A word on the intellectual convictions of these India-baiters in Bangladesh. Ms Zia represents the middle and upper classes of Bangladeshi society, she has support of the army, in fact, she is treated as “one of us”, unlike Ms Hassina who drew most of her support base among the poorer elements of society. This elite continues to foster deep socio-ideological commonality with their counterparts in Pakistan.

This home truth wasn’t lost to Ms Hassina totally. It may be recalled that even she, as a last ditch effort, adopted a shrill, anti-India rhetoric in her electoral campaigns.But against the wave of Islamic fervour and anti-incumbency, pretty predictable now in our region, she was swept away. Towards her last weeks in power, she reportedly began to shudder even at the mention of India, so what if in her heart of hearts, she believed in the need for better Indo-Bangladesh relations.

Ms Hassina went to the extent of stalling any deal with India on Bangladesh’s huge gas reserves just to “pre-empt” the charge of sell out. Through backroom channels she would say that Bangladesh would get this issue back on track when she returns for another five-year term. In this process, Ms Hassina failed to oblige American business interests represented by infrastructure providers like Unocal.

Now that Ms Zia is the supreme leader on our eastern border, the best bet is to therefore tell her that gas is her chance to repeat her political success on the economic front. After all, she too will face an anti-incumbency factor in some years, unless she addresses the economic horrors staring her country. Given her political compulsions vis-a-vis her coalition partners, we can encourage her to sell this within her country as a deal with prosperity, America, and India, in that order. Our fears are not just with Ms Zia’s coalition partners. Even her last cabinet had no dearth of India-baiters. So, one doesn’t know whether the cabinet this time will be open to a deal, even if the US is packaged as a principal player.

There may be, after all, a rising anger against US itself, after what it may have to do to Afghanistan and Osama bin Laden, to satiate its own political compulsions at home. But the way Gen Musharraf has turned against the Taliban, and sundry “jehadi” elements of the super-rabid variety, lends hope that if the US really wants it, Ms Zia might put business relationships and capital flow on the forefront. Especially so, if the Bush Administration tastes some success in its concert against “jehadis”, state agencies and sponsors of terrorism, and the clerics who egg them on. The one common class that is represent pan-Islamic conviction.
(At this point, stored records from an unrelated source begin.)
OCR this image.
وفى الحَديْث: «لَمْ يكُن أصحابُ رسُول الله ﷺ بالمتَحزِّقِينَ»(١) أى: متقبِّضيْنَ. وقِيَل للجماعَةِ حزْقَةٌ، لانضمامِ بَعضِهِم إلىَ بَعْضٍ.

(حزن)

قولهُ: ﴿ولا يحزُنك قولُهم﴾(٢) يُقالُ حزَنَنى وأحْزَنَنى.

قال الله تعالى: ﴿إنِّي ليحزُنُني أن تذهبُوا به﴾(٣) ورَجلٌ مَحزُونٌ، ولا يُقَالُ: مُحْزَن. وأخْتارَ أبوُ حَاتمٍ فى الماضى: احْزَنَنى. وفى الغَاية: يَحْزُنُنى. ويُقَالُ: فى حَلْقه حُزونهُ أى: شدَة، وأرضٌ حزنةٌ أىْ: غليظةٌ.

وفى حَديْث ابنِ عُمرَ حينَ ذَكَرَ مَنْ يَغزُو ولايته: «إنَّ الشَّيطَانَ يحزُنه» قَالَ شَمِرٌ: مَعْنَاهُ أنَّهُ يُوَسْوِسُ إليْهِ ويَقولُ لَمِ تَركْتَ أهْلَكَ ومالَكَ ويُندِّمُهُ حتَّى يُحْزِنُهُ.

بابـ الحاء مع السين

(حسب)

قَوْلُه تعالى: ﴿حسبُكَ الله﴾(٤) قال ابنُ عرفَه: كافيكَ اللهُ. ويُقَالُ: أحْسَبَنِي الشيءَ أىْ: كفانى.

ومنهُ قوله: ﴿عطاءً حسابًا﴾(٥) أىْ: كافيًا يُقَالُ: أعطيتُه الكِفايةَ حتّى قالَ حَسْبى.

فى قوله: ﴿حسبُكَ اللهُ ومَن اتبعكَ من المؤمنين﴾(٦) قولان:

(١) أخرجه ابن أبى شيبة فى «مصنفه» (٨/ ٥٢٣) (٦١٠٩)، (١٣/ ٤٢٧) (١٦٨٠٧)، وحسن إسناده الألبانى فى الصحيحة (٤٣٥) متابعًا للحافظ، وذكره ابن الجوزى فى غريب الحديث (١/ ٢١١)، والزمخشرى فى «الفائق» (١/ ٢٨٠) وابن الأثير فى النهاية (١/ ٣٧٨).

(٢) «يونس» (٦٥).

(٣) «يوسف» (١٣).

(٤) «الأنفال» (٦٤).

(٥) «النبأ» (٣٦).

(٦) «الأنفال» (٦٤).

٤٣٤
Another thing we could warn Ms Zia and her advisors, through Track 2, if need be, is that intelligence agencies and fundamentalist elements will give her a completely hostile feedback to any economic deal with the US and India. But going by Ms Hasina’s fate, is there a substitute to economic growth? Also, important is moulding political opinion here in India that we are not out to make a “killing” on Bangladesh gas, but an equitable arrangement, instead. That will help the moderates in Dhaka save face. We must also tell Ms Zia in no uncertain terms that Bangladesh is not our only option. For one, some progress, it is reliably learnt, has been made with Myanmar to get us alternate transportational access.

We could also tell her that the fact that she rides such an overwhelming mandate today is her one big chance to usher a new business climate for her belleagured nation. There is no way she should let this opportunity go by. Ficci, CII and chambers of American industry could be encouraged to do their bit to create this mood.

All said, our future relationship with Bangladesh hinges on an externality. It gets better, only if a more moderate Pakistan emerges out of ‘Operation Enduring Justice’.